Absent of the stress to qualify for the incoming knockout rounds, the U.S. Women’s National Team entered their final group stage match with a goal they don’t often find themselves having: to get some sweet revenge.
As each nation’s respective anthem echoed throughout Stade Océane prior to kickoff, there’s no doubt that the ladies in red, white and blue were thinking back to the summer of 2016. Their loss to Sweden in the quarterfinals of the Rio Olympics not only shelved the U.S.’ hopes for a gold medal, but showed the football sphere that the defending World Cup winners were not the indestructible force fans thought.
If their 13–0 win over Thailand didn’t change that storyline, then the USWNT’s performance on Thursday certainly did.
The U.S. came out firing quick. In just the third minute, midfielder Lindsey Horan did well in following a rather chippy corner kick sent in by winger Megan Rapinoe. Once it snuck through the legs of Swedish defenders, she pounced on it, punching it past the goal line at point-blank range to give the U.S. a 1 goal lead.
A flying start from their opponents threw the Swedes’ game off. As the half progressed, they had trouble working the ball out from the back towards their attacking third, despite their defense-heavy 4–2–3–1 formation.
At the root of this problem was goalkeeper Hedvig Lindahl. She was quite shaky with some of her footwork, including a 29th-minute attempt at a leading dropkick to winger Sofia Jakobsson, which fans saw come close to the bleachers. Additionally, she didn’t display smart decision-making on incoming crosses, as she often batted away at balls that seemed catchable.
Not all hope was lost for the Swedish women. A tandem of Jakobsson, midfielder Kosovare Asllani and forward Stina Blackstenius showed some promise for Sweden’s attack. They were crafty in directing both themselves and the ball between the U.S. defense, primarily through give-and-gos as well as some pristine through ball passes.
Besides a 48th minute chance that required the heroics of United States goalkeeper Alyssa Naeher, the flashy trio of Swedes were almost always met with a brick wall of defense from U.S. left back Crystal Dunn. Dunn recently made the switch to full back from the forward position, and so far, it’s benefitted her team in every way imaginable. Her strength conveniently complements the speed she’s gained from her days scoring goals, and it showed against this formidable European opponent. She was successful in nearly all of her attempts at regaining possession, and in doing so sparked a few impressive chances out from the back.
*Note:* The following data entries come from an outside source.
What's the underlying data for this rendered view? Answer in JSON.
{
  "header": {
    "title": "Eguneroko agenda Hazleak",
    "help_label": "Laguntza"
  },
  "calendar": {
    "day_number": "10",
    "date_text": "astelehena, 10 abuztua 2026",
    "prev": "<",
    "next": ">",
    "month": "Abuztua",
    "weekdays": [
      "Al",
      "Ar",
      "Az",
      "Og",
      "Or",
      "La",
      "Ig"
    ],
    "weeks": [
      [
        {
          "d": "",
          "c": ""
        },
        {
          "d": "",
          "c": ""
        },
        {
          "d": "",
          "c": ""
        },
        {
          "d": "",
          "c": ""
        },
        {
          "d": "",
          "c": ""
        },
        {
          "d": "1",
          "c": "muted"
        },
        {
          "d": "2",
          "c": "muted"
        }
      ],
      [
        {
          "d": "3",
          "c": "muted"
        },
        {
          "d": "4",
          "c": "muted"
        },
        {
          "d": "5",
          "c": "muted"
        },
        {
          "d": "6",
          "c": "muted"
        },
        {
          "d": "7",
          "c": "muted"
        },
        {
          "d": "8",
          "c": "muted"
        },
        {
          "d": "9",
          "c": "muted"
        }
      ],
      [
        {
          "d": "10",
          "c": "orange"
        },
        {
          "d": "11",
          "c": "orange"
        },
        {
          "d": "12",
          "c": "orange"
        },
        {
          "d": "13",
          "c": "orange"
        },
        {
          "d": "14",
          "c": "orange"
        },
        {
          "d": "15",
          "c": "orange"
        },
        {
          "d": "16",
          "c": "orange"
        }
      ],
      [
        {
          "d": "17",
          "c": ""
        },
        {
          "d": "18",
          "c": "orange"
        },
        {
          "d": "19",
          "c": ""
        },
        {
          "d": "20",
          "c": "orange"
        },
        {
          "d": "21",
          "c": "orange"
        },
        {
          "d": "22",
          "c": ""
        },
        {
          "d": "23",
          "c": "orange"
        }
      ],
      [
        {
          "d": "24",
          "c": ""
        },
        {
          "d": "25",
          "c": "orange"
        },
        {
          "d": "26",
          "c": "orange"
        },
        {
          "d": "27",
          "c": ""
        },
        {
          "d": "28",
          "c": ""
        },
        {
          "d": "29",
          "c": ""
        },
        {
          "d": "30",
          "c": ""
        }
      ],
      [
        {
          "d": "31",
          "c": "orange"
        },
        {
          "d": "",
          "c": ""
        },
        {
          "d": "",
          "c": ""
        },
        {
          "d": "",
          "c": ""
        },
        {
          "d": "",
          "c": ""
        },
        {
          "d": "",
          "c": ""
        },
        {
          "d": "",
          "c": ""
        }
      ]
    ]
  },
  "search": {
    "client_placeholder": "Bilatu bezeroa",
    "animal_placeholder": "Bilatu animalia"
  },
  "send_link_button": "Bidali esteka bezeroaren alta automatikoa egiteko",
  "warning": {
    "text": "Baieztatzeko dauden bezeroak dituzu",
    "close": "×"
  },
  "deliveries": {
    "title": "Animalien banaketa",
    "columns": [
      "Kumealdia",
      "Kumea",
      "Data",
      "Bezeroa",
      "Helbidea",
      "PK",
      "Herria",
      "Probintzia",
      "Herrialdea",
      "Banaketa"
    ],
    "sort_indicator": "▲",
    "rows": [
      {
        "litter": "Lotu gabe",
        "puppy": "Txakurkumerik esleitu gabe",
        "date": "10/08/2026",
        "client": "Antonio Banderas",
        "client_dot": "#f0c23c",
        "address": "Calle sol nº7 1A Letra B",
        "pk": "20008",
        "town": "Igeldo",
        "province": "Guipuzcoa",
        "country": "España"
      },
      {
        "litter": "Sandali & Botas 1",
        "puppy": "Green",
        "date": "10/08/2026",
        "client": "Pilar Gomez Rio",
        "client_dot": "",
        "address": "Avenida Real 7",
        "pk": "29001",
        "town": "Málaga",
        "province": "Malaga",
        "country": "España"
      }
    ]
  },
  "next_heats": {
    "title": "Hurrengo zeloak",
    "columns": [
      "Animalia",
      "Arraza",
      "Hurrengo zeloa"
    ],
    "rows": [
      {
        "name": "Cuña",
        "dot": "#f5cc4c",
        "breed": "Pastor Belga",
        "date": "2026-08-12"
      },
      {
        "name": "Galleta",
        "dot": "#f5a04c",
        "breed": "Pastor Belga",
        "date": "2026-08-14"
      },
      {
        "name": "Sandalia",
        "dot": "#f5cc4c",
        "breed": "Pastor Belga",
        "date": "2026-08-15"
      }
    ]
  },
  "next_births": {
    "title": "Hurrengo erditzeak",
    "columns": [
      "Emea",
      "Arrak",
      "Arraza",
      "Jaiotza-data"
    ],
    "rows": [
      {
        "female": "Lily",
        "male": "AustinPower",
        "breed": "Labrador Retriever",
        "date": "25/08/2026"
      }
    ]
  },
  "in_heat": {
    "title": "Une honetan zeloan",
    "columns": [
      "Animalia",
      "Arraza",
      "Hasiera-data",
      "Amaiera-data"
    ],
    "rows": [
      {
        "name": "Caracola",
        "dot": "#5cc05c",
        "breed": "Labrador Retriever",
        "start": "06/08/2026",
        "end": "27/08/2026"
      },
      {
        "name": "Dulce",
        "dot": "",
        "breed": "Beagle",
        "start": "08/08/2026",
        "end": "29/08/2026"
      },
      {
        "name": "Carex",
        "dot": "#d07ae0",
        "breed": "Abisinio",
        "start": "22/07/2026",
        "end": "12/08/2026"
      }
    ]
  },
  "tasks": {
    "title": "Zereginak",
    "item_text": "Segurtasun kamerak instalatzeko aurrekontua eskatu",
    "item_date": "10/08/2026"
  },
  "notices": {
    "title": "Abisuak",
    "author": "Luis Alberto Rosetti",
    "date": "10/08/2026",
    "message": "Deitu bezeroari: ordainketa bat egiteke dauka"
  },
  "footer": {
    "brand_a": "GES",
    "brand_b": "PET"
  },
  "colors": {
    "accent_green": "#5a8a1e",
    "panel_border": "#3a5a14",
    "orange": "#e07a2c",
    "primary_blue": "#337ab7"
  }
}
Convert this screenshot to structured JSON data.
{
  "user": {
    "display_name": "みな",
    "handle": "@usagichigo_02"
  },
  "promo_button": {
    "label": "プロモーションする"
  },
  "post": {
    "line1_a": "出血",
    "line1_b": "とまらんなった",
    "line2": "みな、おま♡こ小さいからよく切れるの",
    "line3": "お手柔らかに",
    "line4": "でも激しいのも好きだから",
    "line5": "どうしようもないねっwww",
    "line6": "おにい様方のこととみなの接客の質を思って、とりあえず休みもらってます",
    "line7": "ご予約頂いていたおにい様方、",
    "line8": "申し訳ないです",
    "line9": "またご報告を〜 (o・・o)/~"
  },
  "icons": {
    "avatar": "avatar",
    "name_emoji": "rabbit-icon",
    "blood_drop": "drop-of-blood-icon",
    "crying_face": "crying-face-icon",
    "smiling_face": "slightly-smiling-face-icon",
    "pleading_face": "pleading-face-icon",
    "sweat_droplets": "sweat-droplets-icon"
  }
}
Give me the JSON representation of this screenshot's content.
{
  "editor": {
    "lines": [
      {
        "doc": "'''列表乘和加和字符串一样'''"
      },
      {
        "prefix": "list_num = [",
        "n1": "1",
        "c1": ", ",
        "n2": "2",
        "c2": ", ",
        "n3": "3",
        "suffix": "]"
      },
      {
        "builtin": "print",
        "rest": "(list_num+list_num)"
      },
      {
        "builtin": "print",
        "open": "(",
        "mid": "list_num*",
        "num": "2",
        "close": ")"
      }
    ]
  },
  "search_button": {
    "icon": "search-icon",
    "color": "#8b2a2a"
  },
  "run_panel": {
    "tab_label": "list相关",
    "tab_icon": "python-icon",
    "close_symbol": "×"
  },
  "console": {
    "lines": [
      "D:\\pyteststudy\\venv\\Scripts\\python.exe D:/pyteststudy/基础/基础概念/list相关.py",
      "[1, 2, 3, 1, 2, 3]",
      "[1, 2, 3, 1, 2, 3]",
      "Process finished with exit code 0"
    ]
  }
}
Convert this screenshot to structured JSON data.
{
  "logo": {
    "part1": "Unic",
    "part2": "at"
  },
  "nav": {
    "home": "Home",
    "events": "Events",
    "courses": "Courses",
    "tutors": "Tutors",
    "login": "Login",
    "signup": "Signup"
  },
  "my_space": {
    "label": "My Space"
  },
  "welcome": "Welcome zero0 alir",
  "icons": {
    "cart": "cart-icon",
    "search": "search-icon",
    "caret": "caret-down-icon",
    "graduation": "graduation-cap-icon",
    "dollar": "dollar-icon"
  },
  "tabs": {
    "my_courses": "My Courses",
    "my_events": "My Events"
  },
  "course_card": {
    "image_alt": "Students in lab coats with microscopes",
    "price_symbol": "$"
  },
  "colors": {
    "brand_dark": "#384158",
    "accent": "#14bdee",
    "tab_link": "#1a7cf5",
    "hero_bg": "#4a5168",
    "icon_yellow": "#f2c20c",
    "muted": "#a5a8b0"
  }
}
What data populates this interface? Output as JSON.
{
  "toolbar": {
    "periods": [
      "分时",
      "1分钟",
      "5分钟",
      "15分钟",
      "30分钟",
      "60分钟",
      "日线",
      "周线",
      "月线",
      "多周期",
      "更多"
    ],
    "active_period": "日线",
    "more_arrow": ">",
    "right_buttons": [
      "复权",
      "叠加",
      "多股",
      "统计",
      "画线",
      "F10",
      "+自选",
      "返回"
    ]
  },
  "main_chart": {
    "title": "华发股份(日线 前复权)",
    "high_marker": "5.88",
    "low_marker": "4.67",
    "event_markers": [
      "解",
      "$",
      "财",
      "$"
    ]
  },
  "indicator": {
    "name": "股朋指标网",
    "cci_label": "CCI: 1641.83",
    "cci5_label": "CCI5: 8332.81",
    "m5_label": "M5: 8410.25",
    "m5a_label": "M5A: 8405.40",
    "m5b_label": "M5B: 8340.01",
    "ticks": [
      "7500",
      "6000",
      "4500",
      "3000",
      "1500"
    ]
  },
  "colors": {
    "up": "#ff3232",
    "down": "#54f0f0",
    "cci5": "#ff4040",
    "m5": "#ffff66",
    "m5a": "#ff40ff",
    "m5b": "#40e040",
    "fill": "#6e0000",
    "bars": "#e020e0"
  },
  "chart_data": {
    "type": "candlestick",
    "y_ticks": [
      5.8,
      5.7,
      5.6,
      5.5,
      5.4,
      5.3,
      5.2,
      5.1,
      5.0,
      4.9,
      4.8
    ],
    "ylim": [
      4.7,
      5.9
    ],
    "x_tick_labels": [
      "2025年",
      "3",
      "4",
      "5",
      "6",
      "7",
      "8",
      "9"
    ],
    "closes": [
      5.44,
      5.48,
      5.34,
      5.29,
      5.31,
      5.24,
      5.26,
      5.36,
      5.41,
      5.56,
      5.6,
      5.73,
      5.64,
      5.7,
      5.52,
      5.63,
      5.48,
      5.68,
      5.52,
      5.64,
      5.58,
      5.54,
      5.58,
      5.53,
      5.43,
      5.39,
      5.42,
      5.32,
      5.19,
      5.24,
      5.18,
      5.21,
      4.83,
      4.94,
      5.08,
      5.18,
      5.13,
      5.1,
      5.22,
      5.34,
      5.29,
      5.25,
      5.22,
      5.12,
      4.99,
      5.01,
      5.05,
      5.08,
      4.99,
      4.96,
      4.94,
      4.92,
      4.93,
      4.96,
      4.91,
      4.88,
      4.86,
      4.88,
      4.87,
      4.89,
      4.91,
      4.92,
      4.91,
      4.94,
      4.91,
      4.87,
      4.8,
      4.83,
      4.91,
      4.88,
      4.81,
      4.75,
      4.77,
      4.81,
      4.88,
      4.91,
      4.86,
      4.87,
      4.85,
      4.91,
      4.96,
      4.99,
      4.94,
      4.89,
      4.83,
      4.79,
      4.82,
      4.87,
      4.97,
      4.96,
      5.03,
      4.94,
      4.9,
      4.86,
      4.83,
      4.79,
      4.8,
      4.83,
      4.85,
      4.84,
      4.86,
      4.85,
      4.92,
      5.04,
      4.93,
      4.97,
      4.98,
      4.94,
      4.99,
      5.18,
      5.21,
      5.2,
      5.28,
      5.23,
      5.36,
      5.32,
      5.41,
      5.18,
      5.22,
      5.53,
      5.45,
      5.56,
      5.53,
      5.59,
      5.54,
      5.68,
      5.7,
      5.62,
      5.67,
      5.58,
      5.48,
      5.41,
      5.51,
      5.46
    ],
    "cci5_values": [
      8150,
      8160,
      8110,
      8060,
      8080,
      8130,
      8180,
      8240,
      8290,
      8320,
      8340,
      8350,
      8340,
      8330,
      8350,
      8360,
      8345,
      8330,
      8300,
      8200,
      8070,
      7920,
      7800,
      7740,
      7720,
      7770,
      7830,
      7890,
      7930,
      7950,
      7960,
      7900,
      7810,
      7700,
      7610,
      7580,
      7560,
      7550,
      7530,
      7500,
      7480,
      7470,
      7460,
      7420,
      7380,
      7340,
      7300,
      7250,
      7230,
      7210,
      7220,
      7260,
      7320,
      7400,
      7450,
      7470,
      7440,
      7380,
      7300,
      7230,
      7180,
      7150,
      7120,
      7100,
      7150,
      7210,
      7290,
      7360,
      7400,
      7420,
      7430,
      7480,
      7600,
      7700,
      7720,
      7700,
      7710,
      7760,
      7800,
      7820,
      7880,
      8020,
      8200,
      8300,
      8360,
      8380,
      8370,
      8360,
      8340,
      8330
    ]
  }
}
While Dunn was my choice for player of the game, the official pick for that honor was U.S. winger Tobin Heath, a nightmare for the Swedish defense over the course of the entire match. She was a fantastic source for strikers Alex Morgan and Carli Lloyd, who were served up some beautiful balls by the shifty winger. Although Heath didn’t formerly secure a spot on the scoresheet, she was the driving force of the U.S.’ second and final goal in the 50th minute.
In a post-match interview with FifaTV, Heath stressed the importance of advancing the lead and getting that second goal. “The second goal is always a good one to get, especially against a quality opponent like Sweden,” she said. As the team went into the match already having ownership of a spot in the first knockout round, Heath explained that the game was a critical opportunity to see where her team needed to improve. “It was a great game for us to see where we’re at, see what we need to work on, and now we have a couple more days to learn about ourselves and prepare for the next one.”
The American women were protective over their 2–0 lead as the second half went on, never conceding. With the victory, they finished atop Group F with a 100% win rate and a goal differential of +18. They look to continue their success on Monday in the round of 16 against Spain.